“Little Herman from his earliest years, manifested a most tender devotion to the Mother of God, and almost as soon as he could speak, he begged his mother to teach him how to honor her. His parents were very poor, but they taught him to confide in Jesus and Mary and he would, in all simplicity, tell Them of all his childish wants. He often had to go barefoot in the coldest weather, and one day he came to pray before the statue of Mary, with his feet all blue with cold.
“Herman,” said Our Lady, “why do you go barefoot when it is so cold?”
“Because, my Mother, I have no shoes, for my parents are poor,” he replied.
“Go to that stone,” said Mary, “and you will find all the money you need for shoes.” The child went and found the price of his shoes as Our Lady had told him, and returned to thank her. “Whenever you are in need of anything,” Our Lady told him, “all you have to do is to go to that stone.

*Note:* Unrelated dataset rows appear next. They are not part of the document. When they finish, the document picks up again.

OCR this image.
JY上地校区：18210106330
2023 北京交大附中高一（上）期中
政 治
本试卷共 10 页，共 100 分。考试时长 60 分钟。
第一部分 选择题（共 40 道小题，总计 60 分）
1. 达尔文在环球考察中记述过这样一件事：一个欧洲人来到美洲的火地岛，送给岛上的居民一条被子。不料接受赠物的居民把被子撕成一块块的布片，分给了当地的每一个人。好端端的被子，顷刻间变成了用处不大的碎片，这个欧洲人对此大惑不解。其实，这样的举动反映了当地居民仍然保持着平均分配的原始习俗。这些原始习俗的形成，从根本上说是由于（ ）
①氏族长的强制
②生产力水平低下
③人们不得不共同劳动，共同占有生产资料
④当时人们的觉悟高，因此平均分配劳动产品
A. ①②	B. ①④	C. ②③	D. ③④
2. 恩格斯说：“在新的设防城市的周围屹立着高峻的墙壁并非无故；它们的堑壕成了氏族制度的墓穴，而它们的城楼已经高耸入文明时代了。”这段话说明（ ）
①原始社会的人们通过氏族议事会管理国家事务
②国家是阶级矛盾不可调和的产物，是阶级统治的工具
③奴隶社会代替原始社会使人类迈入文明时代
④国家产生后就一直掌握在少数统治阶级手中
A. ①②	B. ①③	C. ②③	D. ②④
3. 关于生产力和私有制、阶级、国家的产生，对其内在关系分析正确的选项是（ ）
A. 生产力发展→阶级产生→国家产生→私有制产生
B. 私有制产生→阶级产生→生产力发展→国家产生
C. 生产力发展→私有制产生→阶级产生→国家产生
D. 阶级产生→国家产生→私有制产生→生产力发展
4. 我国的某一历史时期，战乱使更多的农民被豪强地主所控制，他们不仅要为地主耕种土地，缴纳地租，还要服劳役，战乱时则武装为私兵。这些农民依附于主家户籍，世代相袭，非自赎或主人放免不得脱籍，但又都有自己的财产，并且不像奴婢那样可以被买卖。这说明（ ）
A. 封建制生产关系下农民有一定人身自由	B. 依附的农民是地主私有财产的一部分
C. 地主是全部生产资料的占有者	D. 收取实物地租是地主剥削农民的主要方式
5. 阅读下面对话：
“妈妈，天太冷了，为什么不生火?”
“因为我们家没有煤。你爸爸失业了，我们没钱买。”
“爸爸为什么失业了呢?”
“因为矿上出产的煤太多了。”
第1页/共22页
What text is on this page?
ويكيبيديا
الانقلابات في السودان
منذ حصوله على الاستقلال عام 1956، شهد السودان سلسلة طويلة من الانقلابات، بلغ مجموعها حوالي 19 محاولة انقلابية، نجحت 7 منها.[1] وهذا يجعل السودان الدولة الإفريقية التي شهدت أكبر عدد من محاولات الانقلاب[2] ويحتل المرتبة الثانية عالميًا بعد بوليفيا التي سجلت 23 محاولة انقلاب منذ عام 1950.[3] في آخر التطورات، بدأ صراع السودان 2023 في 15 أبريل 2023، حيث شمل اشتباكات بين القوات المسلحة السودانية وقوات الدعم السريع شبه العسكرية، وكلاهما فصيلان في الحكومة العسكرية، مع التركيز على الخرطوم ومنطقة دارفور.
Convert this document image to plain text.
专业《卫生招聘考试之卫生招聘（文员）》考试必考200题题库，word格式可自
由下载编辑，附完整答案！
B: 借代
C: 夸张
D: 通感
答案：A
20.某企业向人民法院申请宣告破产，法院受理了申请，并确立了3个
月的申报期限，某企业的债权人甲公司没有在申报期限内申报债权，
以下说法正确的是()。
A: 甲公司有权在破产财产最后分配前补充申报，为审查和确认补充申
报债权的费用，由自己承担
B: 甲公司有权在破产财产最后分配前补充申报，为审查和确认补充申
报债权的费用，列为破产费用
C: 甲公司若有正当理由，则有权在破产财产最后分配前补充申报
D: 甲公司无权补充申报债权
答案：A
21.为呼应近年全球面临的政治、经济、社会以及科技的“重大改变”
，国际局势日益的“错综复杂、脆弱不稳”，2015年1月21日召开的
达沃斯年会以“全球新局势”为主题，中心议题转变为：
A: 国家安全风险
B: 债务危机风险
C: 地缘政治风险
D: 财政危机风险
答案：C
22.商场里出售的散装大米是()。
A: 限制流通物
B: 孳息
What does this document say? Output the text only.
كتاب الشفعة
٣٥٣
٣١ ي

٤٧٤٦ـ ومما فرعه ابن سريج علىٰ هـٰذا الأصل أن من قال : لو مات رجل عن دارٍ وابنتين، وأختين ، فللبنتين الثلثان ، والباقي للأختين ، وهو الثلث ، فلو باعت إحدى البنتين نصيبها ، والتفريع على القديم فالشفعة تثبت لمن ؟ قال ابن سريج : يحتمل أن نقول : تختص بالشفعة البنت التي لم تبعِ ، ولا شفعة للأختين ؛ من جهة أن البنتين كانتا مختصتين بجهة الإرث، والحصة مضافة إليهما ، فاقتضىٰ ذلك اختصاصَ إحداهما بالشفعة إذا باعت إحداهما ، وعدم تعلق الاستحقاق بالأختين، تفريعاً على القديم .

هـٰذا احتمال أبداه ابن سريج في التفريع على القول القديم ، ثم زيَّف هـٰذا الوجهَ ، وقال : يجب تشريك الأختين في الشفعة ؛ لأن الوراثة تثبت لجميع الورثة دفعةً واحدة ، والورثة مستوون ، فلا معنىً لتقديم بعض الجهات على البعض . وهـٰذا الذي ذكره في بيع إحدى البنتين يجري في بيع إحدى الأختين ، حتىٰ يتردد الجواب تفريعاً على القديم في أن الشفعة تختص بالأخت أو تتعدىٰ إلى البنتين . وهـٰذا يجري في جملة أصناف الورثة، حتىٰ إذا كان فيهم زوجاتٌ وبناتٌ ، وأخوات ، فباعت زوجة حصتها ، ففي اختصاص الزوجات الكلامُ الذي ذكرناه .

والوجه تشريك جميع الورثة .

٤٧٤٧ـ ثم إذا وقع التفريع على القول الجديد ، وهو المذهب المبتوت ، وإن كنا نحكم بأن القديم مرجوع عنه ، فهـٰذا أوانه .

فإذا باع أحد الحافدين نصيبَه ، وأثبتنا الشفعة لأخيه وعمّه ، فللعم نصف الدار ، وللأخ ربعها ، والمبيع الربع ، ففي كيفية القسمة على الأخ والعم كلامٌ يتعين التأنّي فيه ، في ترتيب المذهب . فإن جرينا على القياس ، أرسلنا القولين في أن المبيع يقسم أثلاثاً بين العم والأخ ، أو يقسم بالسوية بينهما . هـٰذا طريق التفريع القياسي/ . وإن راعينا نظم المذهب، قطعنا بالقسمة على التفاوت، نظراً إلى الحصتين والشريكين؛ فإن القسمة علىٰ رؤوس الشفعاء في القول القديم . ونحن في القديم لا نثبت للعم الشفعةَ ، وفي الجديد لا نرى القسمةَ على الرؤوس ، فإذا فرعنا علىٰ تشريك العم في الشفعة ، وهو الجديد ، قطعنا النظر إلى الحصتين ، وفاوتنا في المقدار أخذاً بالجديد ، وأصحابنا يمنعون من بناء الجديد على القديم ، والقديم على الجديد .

But you must always go with full confidence.”
He never made use of the treasure except in extreme need, and it never failed him. His companions discovered the stone, but never could they find any money there.
The next day Herman stopped at church to thank Our Lady for his new shoes, and of course, he wanted to show them to Our Blessed Mother and the Child Jesus. Then he had a thought. What could he give Our Lady in gratitude? He was too poor to light a candle and he had no flowers. Then he remembered. His mother had given him a shiny red apple with his lunch. Yes, he’d give it to Our Lady and she could give it to the Child Jesus. But there was a problem. The statue was high up and Herman was very small. He stood on his tiptoes trying to reach the hand of the statue. Still it was too high. Little Herman said, “Here, Blessed Mother.” Then the statue’s arm and hand reached down to receive the gift, and thanked him. Those who later visited the Church saw the statue reaching down and holding an apple. Even to this day, the devout leave fresh apples at the foot of this statue in remembrance of this event.
At the age of 12, Herman entered the Premonstratensian monastery at Steinfeld, Germany, and there led an angelic life of purity and prayer.
When he was old enough, he was accepted as a member of the Order and was assigned the task of waiting on tables in the refectory. Although he performed these menial tasks diligently, as a gifted mystic he would have preferred to be allowed to spend all his time in prayer. Our Lady settled his dilemma in a vision. She told him that nothing pleased God more than seeing a person serving his own brothers and sisters in charity.
Later, Brother Herman was appointed a sacristan. He liked that job, for it gave him more opportunity to be in the monastery chapel. After his ordination to the priesthood, Herman became noted for the devotion with which he celebrated the Holy Sacrifice of the Mass. Indeed, he fell into an ecstasy of prayer so often at Mass that his Masses went on “forever.”
His confreres jokingly called him “Joseph” for his attention to the Madonna and Child. Typically, he declared himself unworthy to be called after the father of the Holy Family. But Our Lady took a fancy to the name, and in a vision put upon his finger a wedding ring to confirm that he was her spiritual spouse. On the basis of this vision, Herman added “Joseph” to his other Christian name.
St Herman Joseph was made ready for his saintly death, which took place in 1241. St. Herman Joseph was canonized in 1958, the last saint to be canonized by His Holiness, Pope Pius XII.